Però non è necessario che ciò accada. L’Italia può contemporaneamente salvare la propria sovranità economica e con essa l’euro, se agirà con forza nel convincere i mercati che porterà a pareggio il proprio bilancio e farà di tutto per aumentare il proprio tasso di crescita, riducendo la percentuale del proprio debito rispetto al proprio prodotto in modo sostenuto e prevedibile. Se i mercati si fidassero di questo corso, il tasso di rendimento dei titoli dell’Italia ricadrebbe al livello del 4% del pre-crisi.

L’Italia ha tutte le carte per farcela. Con un surplus d’avanzo primario (che è il gettito fiscale eccedente la spesa corrente al netto della spesa totale in interessi), il governo italiano è nella misura di abbattere il proprio deficit di bilancio se riuscirà ad applicare tagli per solo il 3% del Pil, in un bilancio pubblico che è pari a metà del proprio Pil.

Se riuscirà a mettere in campo delle riforme tali da far crescere il paese al 2% annuo, il debito dell’Italia potrebbe cadere del 65% del Pil in 15 anni – non diversamente da ciò che accadde negli Stati Uniti quando con pareggi di bilancio, 2,3% di crescita e il 3,3% di inflazione il debito degli Stati Uniti scese dal 109% nel 1946 al 46% nel 1960.

L’Italia è completamente diversa dalla Grecia, che ha un deficit del 9%, un Pil reale in caduta del 7%, e un deficit delle partite correnti del 10%. La Grecia starebbe molto meglio se abbandonasse l’euro, svalutasse la sua nuova moneta, e facesse default sul suo debito.

Una decisione di questo genere genererebbe una fuga dall’euro e dal debito italiano. E’ per questo che l’Italia deve sottolineare la propria diversità dalla Grecia, chiarendo che le future politiche genereranno una riduzione del deficit e una abbassamento del rapporto tra debito e Pil.

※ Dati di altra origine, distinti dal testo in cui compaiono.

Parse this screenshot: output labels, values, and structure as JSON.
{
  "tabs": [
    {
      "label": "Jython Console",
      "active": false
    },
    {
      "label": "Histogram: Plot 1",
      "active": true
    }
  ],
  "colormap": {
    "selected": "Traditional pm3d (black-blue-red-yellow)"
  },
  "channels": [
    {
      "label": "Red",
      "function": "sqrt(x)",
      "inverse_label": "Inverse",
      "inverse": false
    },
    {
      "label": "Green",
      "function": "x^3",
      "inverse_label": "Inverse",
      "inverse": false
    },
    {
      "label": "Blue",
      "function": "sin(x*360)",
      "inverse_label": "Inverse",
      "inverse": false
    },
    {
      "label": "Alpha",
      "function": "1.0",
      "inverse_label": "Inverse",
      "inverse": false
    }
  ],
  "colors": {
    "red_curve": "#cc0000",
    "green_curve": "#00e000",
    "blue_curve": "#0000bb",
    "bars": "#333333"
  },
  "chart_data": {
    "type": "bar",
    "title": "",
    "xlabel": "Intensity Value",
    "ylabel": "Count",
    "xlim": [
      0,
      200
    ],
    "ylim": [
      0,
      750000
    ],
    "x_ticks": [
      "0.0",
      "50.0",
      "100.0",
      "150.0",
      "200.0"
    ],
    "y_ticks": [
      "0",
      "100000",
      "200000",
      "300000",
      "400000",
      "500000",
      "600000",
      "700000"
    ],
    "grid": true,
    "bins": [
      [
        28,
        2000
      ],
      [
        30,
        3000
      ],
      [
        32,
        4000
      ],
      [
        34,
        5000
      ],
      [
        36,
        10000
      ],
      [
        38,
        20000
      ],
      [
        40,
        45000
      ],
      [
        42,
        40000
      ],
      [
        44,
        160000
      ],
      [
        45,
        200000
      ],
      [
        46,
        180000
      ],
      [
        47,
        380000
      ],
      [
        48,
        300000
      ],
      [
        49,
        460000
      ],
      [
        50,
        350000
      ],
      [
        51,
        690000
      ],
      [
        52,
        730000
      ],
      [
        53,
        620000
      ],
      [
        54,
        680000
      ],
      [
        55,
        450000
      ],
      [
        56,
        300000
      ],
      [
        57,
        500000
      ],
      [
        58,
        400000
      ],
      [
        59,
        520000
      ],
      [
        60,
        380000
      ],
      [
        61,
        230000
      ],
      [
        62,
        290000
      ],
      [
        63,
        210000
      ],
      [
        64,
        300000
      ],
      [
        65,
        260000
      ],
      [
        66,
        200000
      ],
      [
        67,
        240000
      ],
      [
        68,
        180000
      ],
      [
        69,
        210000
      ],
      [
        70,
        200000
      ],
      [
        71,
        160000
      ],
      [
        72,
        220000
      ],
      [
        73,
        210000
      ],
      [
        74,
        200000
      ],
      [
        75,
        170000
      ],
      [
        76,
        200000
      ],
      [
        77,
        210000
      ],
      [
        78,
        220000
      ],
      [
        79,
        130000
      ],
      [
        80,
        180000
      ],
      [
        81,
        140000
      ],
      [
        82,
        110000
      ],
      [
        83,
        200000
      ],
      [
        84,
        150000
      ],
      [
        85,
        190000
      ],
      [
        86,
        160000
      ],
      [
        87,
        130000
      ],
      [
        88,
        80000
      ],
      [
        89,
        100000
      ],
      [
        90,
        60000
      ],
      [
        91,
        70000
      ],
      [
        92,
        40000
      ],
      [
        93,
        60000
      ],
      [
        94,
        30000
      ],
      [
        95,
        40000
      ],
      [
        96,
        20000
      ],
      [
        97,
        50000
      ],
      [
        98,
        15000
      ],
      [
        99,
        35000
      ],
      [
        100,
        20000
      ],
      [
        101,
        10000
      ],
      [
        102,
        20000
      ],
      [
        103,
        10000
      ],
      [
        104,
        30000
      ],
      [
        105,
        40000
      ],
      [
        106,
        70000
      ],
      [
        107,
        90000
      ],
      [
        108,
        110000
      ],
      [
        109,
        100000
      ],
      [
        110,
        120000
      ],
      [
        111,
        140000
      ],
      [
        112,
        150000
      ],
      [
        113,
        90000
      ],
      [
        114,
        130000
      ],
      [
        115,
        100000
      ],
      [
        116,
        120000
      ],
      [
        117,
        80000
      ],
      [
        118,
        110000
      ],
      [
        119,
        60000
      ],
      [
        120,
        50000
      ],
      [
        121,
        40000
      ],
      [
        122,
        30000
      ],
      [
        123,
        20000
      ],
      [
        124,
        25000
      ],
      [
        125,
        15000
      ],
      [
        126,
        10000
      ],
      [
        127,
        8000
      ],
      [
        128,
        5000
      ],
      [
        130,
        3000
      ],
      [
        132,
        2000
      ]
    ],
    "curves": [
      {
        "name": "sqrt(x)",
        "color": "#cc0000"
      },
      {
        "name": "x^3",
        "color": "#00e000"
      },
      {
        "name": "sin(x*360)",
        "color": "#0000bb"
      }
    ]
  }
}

L’Italia può farcela da sola. Non ha bisogno di Francoforte, Bruxelles, o Washington. Le politiche d’aiuto proposte dalla Banca Centrale Europea, la Commissione, il Fondo Monetario Internazionale indebolirebbero l’Italia e minerebbero la sua indipendenza economica. Questi attori sono mossi da politica, non da necessità economiche.

Da giorni circolano indiscrezioni autorevoli sul fatto che molti, tra cui il governo della Francia, vorrebbero che la Bce comprasse i titoli dell’Italia e di altri paesi per spingere giù i loro tassi di rendimento. In cambio la Bce o la Commissione acquisirebbero il potere di porre il veto sulle decisioni nazionali in materia di bilancio.

L’Italia, come la Grecia oggi, diventerebbe dei vassalli della Germania. Ciò non solo violerebbe le regole “anti-salvataggio” del trattato di Maastricht, ma metterebbe la Germania stessa a rischio default, di fronte alla possibilità di un aumento dell’inflazione, oltre a eliminare qualsiasi segnale al mercato sulle buone intenzioni dei governi per un contenimento dei rispettivi deficit di bilancio.

Dopo il fallimento nell’espansione dello European Financial Stability Facility da 400 miliardi di euro a i trilioni di cui c’è bisogno per sostenere l’Italia e la Spagna, la Commissione ha proposto un’alternativa: permettere a ogni paese dell’eurozona di emettere degli eurobond garantiti da tutti i 17 membri. Si tratta di una soluzione che funzionerebbe soltanto se fossero sotto controllo della Commissione, dominata dalla Germania come prima garanzia.

L’FMI da parte sua ha proposto invece la creazione di un fondo che presti ai paesi membri. Il finanziamento di questo fondo avverrebbe con prestiti emessi dalla Bce e aggirerebbe abilmente le regole anti-salvataggio del trattato di Maastricht e il divieto d’acquisto di nuovi titoli di debito sovrano per la Bce. Di nuovo, una qualche forma di coordinamento tra FMI e Commissione europea finirebbe per affidare a questi organismi il controllo dei bilanci delle nazioni che accedessero ai prestiti.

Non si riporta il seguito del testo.